Exercise 4: Bootstrap a Correlation
Estimate the uncertainty in a correlation coefficient using the bootstrap.
set_seed(42)
# Gene expression vs. protein abundance (moderate correlation)
let n = 40
let gene_expr = rnorm(n, 5.0, 2.0)
let noise = rnorm(n, 0, 1.5)
let protein = gene_expr |> map(|x| 0.7 * x) |> zip(noise) |> map(|pair| pair.0 + pair.1)
let observed_r = cor(gene_expr, protein)
print("Observed correlation: {observed_r:.3}")

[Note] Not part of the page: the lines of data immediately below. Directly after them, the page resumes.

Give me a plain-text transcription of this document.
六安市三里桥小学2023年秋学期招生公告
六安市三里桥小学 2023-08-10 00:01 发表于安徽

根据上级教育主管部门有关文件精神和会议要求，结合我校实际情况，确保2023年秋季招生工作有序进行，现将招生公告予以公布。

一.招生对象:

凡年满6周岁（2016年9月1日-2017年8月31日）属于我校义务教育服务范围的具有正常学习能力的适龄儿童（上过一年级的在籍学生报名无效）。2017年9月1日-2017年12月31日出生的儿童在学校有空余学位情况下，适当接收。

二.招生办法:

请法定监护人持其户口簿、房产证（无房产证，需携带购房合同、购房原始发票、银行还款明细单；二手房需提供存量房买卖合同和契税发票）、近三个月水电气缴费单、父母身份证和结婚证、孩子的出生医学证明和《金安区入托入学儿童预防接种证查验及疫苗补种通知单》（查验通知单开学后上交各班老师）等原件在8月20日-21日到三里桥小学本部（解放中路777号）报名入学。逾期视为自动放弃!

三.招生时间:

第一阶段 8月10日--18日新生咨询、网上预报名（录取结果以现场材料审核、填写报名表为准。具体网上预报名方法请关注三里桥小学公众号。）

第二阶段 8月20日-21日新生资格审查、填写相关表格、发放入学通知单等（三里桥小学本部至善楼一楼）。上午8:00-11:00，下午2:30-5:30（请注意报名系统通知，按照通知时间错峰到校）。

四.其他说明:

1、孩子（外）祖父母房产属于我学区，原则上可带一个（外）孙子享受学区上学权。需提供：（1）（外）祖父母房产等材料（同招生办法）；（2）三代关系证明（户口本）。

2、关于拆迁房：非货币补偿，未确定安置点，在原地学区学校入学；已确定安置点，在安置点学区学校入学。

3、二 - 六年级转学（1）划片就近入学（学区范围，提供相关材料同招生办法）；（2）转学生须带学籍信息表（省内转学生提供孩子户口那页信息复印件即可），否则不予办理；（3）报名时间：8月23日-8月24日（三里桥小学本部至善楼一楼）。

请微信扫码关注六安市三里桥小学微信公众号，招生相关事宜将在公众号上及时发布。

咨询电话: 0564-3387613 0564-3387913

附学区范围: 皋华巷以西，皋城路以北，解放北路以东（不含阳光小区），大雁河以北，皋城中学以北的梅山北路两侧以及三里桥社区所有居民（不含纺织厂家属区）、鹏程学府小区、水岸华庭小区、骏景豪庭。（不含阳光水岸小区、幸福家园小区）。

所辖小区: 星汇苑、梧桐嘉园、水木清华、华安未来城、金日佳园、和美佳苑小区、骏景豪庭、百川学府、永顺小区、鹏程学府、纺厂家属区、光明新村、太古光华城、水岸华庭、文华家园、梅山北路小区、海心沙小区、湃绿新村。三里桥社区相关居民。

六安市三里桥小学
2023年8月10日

# TODO: Bootstrap the correlation 5000 times
# TODO: Compute the 95% bootstrap CI
# TODO: Is the correlation significantly different from zero?

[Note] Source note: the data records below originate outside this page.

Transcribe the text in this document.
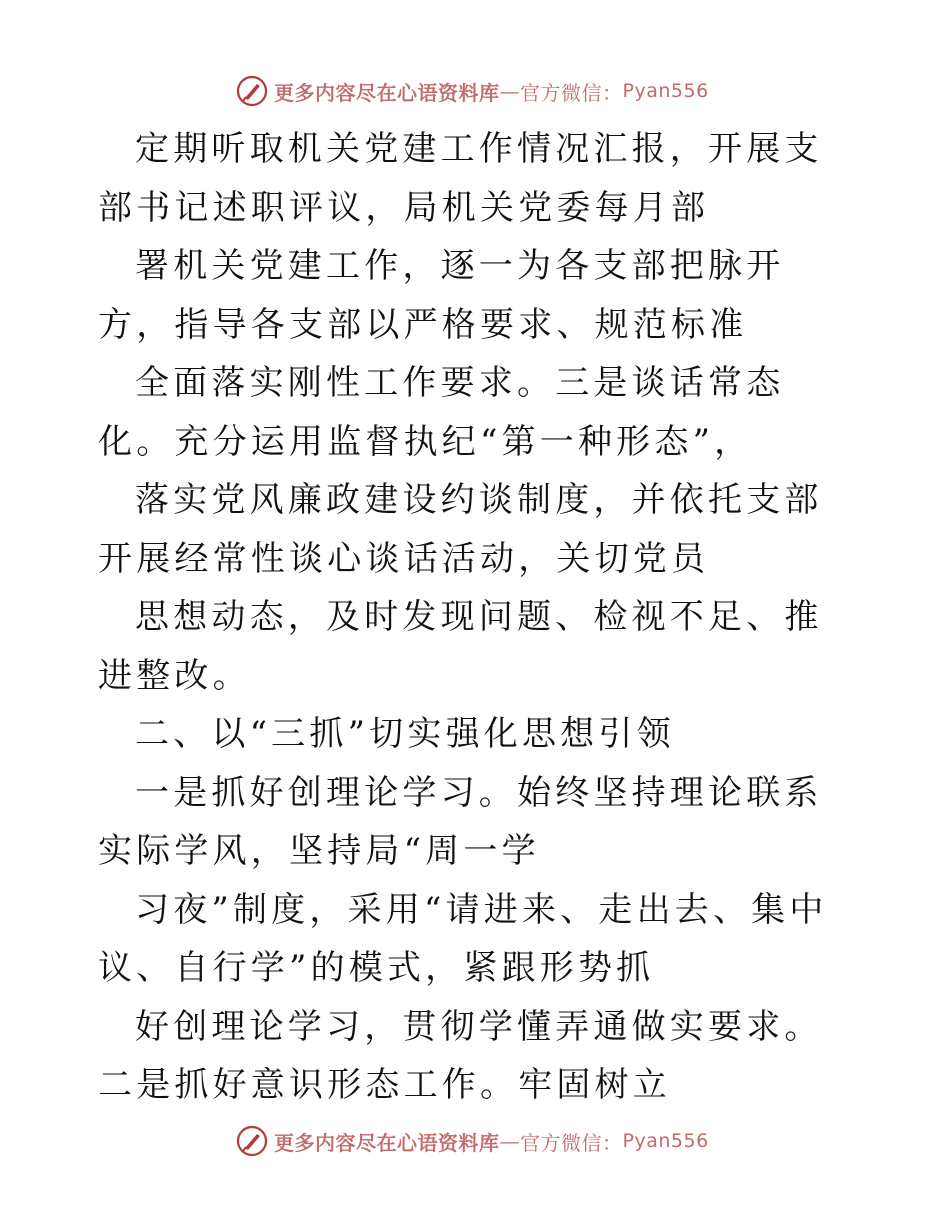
更多内容尽在心语资料库 — 官方微信： Pyan556

定期听取机关党建工作情况汇报，开展支部书记述职评议，局机关党委每月部

署机关党建工作，逐一为各支部把脉开方，指导各支部以严格要求、规范标准

全面落实刚性工作要求。三是谈话常态化。充分运用监督执纪“第一种形态”，

落实党风廉政建设约谈制度，并依托支部开展经常性谈心谈话活动，关切党员

思想动态，及时发现问题、检视不足、推进整改。

二、以“三抓”切实强化思想引领

一是抓好创理论学习。始终坚持理论联系实际学风，坚持局“周一学

习夜”制度，采用“请进来、走出去、集中议、自行学”的模式，紧跟形势抓

好创理论学习，贯彻学懂弄通做实要求。二是抓好意识形态工作。牢固树立

更多内容尽在心语资料库 — 官方微信： Pyan556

# TODO: Plot the bootstrap distribution of r
Exercise 5: Power Simulation
Explore how effect size and variability interact with sample size.
set_seed(42)
# TODO: Run the trial simulation from the chapter, but now vary the effect size
# Test with differences of 2, 5, 10, and 20 mmHg (SD=18 throughout)
# At n=50 per arm, which effect sizes can you reliably detect?
# TODO: Now fix the difference at 5 mmHg and vary SD (10, 18, 30)
# How does variability affect the required sample size?
Key Takeaways
- Population vs. sample: You study a sample to learn about a population. The quality of inference depends on sample size and sampling method.
- The sampling distribution is the distribution of a statistic computed from repeated samples. It is narrower than the data distribution and centered at the true value.
- The Central Limit Theorem guarantees that sample means are approximately normal regardless of the population distribution, given sufficient sample size. This is why normal-based tests work so broadly.
- Standard error (SE = SD/√n) quantifies the precision of your estimate. Quadrupling n halves the SE.
- Bias (selection, survivorship, ascertainment, measurement, publication) is a systematic distortion that cannot be fixed by increasing n. Identify and prevent bias at the design stage.
- Statistical power is the probability of detecting a real effect. Underpowered studies waste resources and miss real effects. The four determinants of power are effect size, sample size, variability, and significance threshold.
- The bootstrap provides empirical estimates of standard errors and confidence intervals for any statistic, without relying on distributional assumptions.
What’s Next
You have now completed the foundations. You know how to summarize data (Day 2), understand its distributional shape (Day 3), reason about probabilities (Day 4), and appreciate the central role of sample size and sampling variability (Day 5). Starting next week, we put these foundations to work. Day 6 introduces confidence intervals — the formal framework for saying “I’m 95% sure the true value lies between here and here.” You will see how the standard error you learned today transforms into a rigorous statement about uncertainty, and why confidence intervals are more informative than p-values alone. The testing begins.